6 Insider Secrets for Eliminating Student Debt Post-Graduation

For those aspiring college students hoping to advance their careers and boost their earning potential tenfold, student debt is a necessary evil. By taking two steps back financially, college graduates can sprint ahead of their high-school-educated counterparts. Unfortunately, taking the gamble and funneling thousands of dollars into your education in hopes of receiving a job offer in your desired field may negatively impact your financial picture and physical alike. Because nothing comes without a price, deteriorating economic stability may be an undergraduate’s inevitable doom. 

Not only do student loans financial burden bachelor’s degree holders in-the-making, but this debilitating student debt can also jeopardize first-year students’ and recent graduates’ mental and physical well-being. Multiple studies have reported that skyrocketing student loan debt is often associated with higher stress levels and increased susceptibility to depression episodes, consuming anxiety, and compromised psychological functioning. 

Since our mental well-being plays a vital role in our physical well-being, it’s hardly surprising to find out that experts have linked mounting debt with elevated blood pressure, which can lead to hypertension in the long-term. 

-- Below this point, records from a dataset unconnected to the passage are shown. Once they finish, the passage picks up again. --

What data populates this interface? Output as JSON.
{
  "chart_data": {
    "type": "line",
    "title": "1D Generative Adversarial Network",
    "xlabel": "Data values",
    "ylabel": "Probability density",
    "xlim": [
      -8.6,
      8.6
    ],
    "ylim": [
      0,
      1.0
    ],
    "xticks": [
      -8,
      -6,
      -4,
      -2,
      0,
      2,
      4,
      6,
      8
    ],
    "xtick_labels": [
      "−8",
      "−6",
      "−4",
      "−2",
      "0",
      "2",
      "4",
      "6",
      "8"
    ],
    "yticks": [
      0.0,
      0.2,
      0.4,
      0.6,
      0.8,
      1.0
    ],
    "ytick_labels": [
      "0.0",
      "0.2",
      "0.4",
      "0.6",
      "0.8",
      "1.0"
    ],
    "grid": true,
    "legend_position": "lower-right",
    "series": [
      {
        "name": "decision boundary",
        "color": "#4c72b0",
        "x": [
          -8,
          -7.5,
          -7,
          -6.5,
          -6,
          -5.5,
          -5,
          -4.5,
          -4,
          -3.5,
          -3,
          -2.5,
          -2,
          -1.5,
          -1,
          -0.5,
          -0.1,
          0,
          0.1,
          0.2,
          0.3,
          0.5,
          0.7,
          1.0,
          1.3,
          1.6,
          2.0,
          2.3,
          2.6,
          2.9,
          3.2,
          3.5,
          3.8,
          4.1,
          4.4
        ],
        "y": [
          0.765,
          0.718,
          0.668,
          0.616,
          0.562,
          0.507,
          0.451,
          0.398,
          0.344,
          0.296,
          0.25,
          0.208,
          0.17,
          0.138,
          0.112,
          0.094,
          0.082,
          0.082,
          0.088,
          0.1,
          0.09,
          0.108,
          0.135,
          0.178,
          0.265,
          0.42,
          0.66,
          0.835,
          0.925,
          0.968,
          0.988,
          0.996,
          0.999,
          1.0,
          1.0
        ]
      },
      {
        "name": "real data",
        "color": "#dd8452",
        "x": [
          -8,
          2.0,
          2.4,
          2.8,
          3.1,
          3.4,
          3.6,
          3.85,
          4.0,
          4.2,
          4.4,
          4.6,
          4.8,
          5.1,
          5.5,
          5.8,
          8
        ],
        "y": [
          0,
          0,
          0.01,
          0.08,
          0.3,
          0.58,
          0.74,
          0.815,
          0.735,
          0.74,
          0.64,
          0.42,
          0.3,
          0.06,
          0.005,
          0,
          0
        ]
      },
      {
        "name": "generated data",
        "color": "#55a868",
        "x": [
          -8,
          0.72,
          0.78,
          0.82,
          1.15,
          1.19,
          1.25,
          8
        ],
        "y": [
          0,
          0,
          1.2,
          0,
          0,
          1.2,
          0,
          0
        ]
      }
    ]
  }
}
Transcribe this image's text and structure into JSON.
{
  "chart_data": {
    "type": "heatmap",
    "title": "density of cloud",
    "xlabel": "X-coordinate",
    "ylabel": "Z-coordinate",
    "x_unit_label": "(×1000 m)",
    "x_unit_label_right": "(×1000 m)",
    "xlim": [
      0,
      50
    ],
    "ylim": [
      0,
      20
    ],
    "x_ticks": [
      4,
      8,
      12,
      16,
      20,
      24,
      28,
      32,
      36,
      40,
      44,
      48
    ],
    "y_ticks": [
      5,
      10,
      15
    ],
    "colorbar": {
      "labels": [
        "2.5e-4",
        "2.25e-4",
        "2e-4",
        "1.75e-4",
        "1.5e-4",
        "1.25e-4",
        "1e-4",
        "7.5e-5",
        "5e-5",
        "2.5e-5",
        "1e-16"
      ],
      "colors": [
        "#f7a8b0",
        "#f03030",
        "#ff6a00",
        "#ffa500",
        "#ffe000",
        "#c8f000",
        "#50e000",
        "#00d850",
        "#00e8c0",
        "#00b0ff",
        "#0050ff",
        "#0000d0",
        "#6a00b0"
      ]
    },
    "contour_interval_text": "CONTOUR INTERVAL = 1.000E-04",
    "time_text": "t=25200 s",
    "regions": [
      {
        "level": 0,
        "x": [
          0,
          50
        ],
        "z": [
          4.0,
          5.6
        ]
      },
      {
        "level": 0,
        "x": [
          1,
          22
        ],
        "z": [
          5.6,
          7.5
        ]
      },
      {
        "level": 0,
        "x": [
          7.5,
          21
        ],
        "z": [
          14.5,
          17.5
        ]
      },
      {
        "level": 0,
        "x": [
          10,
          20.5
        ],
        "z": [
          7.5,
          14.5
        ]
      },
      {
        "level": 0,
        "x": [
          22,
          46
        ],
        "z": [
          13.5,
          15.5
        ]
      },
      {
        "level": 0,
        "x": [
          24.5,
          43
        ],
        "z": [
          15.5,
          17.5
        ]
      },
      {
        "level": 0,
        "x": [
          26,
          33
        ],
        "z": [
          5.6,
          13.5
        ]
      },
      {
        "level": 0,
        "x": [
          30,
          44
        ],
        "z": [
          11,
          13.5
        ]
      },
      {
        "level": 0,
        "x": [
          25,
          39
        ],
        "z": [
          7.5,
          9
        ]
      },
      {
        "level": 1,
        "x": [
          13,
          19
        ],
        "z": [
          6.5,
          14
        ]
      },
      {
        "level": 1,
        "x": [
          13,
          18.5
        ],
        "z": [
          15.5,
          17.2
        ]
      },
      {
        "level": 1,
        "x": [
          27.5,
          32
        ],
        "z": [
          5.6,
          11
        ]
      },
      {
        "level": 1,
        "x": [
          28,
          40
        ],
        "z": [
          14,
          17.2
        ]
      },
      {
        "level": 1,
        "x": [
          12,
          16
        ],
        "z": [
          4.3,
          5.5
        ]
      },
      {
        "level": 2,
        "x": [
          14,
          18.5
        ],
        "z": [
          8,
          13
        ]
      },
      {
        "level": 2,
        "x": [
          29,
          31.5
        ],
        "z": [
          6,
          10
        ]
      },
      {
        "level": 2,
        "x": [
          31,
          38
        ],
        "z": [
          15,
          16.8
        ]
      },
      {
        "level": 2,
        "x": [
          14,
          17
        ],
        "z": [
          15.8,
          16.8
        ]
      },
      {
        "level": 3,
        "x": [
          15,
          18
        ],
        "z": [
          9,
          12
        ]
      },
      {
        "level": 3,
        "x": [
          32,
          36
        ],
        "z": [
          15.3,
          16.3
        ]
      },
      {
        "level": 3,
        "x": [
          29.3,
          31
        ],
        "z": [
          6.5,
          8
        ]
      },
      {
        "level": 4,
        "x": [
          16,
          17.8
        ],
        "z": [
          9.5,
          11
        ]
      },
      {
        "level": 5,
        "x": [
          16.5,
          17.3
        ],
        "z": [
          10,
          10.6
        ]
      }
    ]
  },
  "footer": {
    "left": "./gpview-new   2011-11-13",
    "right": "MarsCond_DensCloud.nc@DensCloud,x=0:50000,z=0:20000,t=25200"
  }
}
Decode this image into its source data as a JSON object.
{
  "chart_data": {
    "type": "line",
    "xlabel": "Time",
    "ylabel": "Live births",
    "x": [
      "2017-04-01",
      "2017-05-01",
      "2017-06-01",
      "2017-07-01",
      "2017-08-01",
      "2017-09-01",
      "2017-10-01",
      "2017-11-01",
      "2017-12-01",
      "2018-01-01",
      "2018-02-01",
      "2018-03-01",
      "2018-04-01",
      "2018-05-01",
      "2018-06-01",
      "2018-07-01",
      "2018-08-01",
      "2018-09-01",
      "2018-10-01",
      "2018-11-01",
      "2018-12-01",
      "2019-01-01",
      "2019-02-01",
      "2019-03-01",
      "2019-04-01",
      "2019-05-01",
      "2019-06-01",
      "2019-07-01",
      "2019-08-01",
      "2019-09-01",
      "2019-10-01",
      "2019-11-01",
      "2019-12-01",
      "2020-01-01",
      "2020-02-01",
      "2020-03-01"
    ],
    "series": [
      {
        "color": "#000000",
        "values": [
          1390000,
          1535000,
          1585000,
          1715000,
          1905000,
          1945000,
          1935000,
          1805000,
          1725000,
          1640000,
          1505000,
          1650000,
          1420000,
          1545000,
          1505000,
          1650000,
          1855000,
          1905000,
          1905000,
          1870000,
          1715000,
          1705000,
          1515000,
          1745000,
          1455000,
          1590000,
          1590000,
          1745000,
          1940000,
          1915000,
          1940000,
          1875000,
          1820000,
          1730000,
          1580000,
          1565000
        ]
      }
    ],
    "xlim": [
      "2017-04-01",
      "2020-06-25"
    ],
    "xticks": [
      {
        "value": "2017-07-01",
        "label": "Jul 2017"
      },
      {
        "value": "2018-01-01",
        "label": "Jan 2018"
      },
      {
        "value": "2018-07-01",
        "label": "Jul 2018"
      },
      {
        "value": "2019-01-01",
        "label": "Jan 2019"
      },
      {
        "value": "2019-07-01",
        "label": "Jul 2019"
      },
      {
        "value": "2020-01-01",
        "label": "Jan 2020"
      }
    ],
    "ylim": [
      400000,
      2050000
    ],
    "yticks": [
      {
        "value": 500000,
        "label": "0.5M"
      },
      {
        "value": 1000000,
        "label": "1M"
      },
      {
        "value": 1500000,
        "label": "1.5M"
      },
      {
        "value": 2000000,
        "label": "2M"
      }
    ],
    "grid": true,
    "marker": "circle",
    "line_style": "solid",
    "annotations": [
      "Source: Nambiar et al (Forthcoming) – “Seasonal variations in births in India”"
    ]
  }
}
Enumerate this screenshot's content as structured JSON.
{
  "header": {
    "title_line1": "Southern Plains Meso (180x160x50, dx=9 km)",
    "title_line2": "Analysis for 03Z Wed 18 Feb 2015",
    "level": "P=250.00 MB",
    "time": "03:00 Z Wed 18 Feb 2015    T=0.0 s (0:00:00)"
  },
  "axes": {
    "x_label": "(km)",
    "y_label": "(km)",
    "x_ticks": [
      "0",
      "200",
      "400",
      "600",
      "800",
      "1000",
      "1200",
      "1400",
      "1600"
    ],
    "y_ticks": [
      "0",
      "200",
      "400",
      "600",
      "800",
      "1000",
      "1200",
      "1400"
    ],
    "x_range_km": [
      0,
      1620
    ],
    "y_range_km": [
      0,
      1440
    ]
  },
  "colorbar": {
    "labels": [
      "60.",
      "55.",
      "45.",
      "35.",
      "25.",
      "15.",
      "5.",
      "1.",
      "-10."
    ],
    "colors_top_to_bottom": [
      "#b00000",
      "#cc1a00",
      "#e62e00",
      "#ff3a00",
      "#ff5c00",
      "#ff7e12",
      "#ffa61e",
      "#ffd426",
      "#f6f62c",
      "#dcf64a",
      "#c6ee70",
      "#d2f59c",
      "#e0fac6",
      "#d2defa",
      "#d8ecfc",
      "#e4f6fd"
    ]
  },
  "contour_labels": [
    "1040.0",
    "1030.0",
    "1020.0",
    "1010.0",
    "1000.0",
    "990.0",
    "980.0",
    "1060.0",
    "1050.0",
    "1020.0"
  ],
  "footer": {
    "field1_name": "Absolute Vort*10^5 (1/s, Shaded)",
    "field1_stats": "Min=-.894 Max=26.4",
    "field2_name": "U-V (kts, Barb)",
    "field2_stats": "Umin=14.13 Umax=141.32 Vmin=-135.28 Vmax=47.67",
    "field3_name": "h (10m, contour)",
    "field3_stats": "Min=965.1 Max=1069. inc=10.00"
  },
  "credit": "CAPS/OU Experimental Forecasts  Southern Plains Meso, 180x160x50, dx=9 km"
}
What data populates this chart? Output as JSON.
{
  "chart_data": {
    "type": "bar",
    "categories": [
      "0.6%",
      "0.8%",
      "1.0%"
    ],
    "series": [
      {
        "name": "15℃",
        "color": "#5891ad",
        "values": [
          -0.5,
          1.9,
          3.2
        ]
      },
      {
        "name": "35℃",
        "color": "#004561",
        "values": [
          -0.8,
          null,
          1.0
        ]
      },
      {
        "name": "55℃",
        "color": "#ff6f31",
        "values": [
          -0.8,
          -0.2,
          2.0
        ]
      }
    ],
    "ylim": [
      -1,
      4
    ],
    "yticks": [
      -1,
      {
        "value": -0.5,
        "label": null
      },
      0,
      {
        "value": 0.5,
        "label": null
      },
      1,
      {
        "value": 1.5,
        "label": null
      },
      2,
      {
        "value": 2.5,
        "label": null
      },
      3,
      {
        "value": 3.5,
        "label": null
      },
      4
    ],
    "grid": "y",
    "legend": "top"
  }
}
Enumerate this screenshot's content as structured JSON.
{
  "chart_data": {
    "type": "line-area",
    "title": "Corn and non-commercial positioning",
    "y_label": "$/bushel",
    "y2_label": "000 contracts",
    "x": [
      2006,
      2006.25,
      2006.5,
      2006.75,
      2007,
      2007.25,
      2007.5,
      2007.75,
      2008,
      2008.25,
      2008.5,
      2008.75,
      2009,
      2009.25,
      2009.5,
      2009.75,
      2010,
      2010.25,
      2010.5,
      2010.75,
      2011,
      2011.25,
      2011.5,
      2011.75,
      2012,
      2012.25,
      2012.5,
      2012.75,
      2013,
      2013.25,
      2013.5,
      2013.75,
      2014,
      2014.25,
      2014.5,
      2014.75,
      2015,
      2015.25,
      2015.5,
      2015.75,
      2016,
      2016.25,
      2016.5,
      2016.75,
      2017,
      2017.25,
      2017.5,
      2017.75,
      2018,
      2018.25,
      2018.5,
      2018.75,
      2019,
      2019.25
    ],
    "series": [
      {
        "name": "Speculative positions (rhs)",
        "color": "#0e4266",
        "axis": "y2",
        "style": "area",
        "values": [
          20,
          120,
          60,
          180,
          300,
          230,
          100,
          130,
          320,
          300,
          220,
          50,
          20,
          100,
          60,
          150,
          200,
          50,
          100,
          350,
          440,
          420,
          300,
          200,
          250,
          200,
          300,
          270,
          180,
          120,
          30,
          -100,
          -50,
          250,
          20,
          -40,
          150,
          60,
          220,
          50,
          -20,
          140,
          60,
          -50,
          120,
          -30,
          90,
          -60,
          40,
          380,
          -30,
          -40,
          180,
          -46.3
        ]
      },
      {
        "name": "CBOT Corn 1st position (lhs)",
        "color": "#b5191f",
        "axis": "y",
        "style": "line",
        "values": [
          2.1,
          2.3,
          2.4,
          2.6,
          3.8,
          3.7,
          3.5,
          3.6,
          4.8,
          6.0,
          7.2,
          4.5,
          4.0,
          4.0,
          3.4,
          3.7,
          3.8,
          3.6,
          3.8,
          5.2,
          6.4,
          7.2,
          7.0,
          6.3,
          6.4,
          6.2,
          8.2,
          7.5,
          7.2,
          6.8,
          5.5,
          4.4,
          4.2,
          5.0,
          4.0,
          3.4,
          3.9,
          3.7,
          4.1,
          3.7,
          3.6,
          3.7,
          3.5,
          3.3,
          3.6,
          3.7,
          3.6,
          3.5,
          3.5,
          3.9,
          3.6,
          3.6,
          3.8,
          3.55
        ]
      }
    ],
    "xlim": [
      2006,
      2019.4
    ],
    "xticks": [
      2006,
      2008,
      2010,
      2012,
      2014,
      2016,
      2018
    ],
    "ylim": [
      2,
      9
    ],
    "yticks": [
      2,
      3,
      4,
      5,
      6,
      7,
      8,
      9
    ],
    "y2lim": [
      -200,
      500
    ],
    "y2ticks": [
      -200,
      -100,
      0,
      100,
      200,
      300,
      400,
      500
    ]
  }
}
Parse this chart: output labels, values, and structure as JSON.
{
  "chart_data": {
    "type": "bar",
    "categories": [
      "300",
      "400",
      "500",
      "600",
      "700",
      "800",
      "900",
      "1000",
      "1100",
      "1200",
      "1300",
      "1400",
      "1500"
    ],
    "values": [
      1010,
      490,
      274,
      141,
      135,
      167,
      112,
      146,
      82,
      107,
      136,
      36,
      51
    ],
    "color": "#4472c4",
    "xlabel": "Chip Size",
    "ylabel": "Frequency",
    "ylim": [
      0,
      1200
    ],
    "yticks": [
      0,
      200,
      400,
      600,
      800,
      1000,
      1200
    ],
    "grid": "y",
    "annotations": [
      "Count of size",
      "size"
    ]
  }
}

As college tuition costs steadily rise, so has the national student loan debt average, which now totals $30,000. With these national averages in mind, countless college students now struggle to keep their heads above water and stay up-to-date on monthly loan payments, financially derailing the lives of lower-income undergraduates. 

If your student loan payment is past due 270 days or more, the IRIS can seize money from your tax returns and garnish your income to pay down your loan balance. Should the IRIS step in, your credit score can take a massive hit, negatively impacting large transactions requiring credit such as mortgage payments or vehicle purchases. 

Student loan debt can rob college students or recent graduates of their sense of independence if those sinking in student debt have to move back home to save money or fail to secure a job due to a poor credit and payment history in a background check. 

If you want to avoid the hassle and stress of student loan debt, here are some tips to help you pay off your balance after graduation. 

Stay Ahead of the Game (and avoid procrastination at all costs) 

The best defense is a good offense, so start tackling your student loan debt while you’re still in college. Scholarships, grants, and FAFSA are a great way to cut down on the cost of college. Luckily, there are many scholarship search tools available on the internet, designed to connect you with scholarship opportunities that meet your needs and are compatible with your credentials. 

Plan to meet with an advisor who can help you fill out any necessary forms and can offer advice on your class schedule. After all, you don’t want to waste money on a class that isn’t mandatory. If possible, apply for flexible job opportunities that will work around your back-to-back class schedule. That way, you can gradually lower your loan balance without your diet consisting of dollar-menu favorites exclusively. 

Pick the Highest Monthly Payment you can Realistically Afford

Choosing a loan repayment option with a lower monthly payment may seem appealing, but it has a few downfalls that can make paying off your loan more challenging. Lower payments extend the amount of time spent paying off your loan and spikes the amount of interest you’ll pay. 

By contrast, choosing a higher monthly payment means you’ll pay your loan off more quickly, as you’ll put more money towards the principal balance. 

Set up Automatic Payments

Some lenders will offer a discounted interest rate if you’re willing to sign up for automatic payments, which provides lenders with added peace of mind and scratches payment delays off their list of concerns. 

As a bonus, automatic payments are more efficient for you since you won’t have to worry about remembering to transfer money every month. A little discounted interest goes a long way over the term of your loan and could potentially save you hundreds or thousands of dollars. 

Pay More Than Your Minimum Payment

When you achieve financial security, plan on paying more than your minimum payment amount. Diligently setting aside additional income to put toward your loan balance will help you pay down this five-digit figure in a snap. Reducing your principal balance will also decrease the amount of total interest you pay, saving you money in the long run.

Look for a Job With Student Loan Assistance Programs

Once you’re out of college and begin hunting for a job, pay special attention to employers that offer student loan assistance. Some employers will offer student loan assistance as part of their benefits package to entice new hires. 

Student loan assistance can help pay down your balance, given that you meet the specific qualifications set by your employer. If the qualifications aren’t listed, touch base with someone in HR before sending in your application.

See if you Qualify for Public Service Loan Forgiveness

Public service loan forgiveness is offered to qualifying individuals that work for the government or specific non-profits. You must be a full-time employee and only certain loans and payment types are accepted. However, after a set amount of payments, your student loans will be forgiven. 

If you plan on working for a non-profit or government organization after graduating, look into the requirements of public service loan forgiveness and choose your loan types and payment plans accordingly to reap the most benefits. 

Final Thoughts

Don’t allow student loan debt to engulf you in feelings of anxiety or depression. Instead, retaliate against this monkey riding fare-free on your back by reducing your loan balance one payment at a time. By adopting a proactive approach, you can invest in property, splurge on luxury cars, and free yourself from the dark financial cloud hanging over your head.